Trapp sabia e ainda sabe o que faz mover um Grande. Eriksson também. Qt à questão das motivações...é pá, estou-me um bocado nas tintas.Quem sabe de futebol como aquele homem sabe tem sempre cartel para treinar o GLORIOSO.

E claro, concordamos todos na necessidade de se dar maior espaço não só às referências, bem como aos "miúdos" da formação.

ilha_man disse...

Concordo que é necessário chamar gente que se identifique com a alma ganhadora do benfica. Erikson, Mozer são 2 bons exemplos disso.

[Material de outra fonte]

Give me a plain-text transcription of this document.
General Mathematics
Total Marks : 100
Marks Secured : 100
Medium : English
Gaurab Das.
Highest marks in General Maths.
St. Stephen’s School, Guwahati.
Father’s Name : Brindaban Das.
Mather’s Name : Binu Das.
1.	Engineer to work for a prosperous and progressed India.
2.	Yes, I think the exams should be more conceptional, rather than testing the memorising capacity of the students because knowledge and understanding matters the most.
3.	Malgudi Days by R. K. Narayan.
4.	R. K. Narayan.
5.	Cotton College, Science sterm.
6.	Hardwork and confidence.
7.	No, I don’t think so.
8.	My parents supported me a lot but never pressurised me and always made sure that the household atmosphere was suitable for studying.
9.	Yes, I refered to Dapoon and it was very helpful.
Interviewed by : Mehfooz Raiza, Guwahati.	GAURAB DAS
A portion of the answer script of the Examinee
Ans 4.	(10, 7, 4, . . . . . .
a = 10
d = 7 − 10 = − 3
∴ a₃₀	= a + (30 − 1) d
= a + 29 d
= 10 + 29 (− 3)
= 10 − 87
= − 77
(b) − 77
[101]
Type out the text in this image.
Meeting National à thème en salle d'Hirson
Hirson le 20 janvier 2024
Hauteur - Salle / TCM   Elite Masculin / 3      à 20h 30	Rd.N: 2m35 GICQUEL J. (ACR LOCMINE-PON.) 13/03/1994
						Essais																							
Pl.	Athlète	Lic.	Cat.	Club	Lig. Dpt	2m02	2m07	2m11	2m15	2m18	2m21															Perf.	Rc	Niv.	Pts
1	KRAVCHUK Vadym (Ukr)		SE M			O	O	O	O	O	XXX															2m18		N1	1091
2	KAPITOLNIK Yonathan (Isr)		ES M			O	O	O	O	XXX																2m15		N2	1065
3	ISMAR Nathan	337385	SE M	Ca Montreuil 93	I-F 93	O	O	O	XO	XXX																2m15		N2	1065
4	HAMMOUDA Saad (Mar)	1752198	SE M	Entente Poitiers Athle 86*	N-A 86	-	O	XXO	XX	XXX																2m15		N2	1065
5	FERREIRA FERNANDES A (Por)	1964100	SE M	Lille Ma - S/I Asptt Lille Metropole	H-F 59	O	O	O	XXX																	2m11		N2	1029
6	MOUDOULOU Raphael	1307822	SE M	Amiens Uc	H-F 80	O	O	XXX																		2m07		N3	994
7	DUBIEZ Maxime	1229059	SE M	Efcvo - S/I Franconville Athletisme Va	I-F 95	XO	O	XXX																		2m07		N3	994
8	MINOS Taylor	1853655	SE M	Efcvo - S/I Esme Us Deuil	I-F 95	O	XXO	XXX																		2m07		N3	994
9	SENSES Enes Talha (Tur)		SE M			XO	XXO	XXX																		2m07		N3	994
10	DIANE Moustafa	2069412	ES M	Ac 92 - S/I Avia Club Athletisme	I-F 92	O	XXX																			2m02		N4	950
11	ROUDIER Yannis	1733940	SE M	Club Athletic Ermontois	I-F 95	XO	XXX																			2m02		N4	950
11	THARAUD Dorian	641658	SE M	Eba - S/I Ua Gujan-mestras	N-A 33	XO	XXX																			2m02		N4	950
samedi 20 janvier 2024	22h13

Manter os jogadores que sejam respeitados no balneário e saibam transmitir a identidade BENFICA é fundamental.Afinal, são sempre os jogadores que ganham jogos.
No entanto, e como já foi aqui referido, é necessário uma direcção que defenda a equipa no seu todo, principalmente nos tempos difíceis, que saiba ser forte e que faça "ouvidos de mercador ao 3º anel"! Esta sede e exigência de vitórias imediatas cega quem manda e infelizmente esta direcção em termos de gestão do futebol tem andado ao sabor dos ventos, prometendo os grandes amanhãs que se levantam, sem conseguir dar consistência ao projecto para o futebol. Para atingir a identidade de que falas é preciso dar tempo aos jogadores e equipa técnica. Revoluções anuais não criam espírito de equipa, nem as pessoas se revêem na equipa, aspectos que são fundamentais na aquisição da identidade.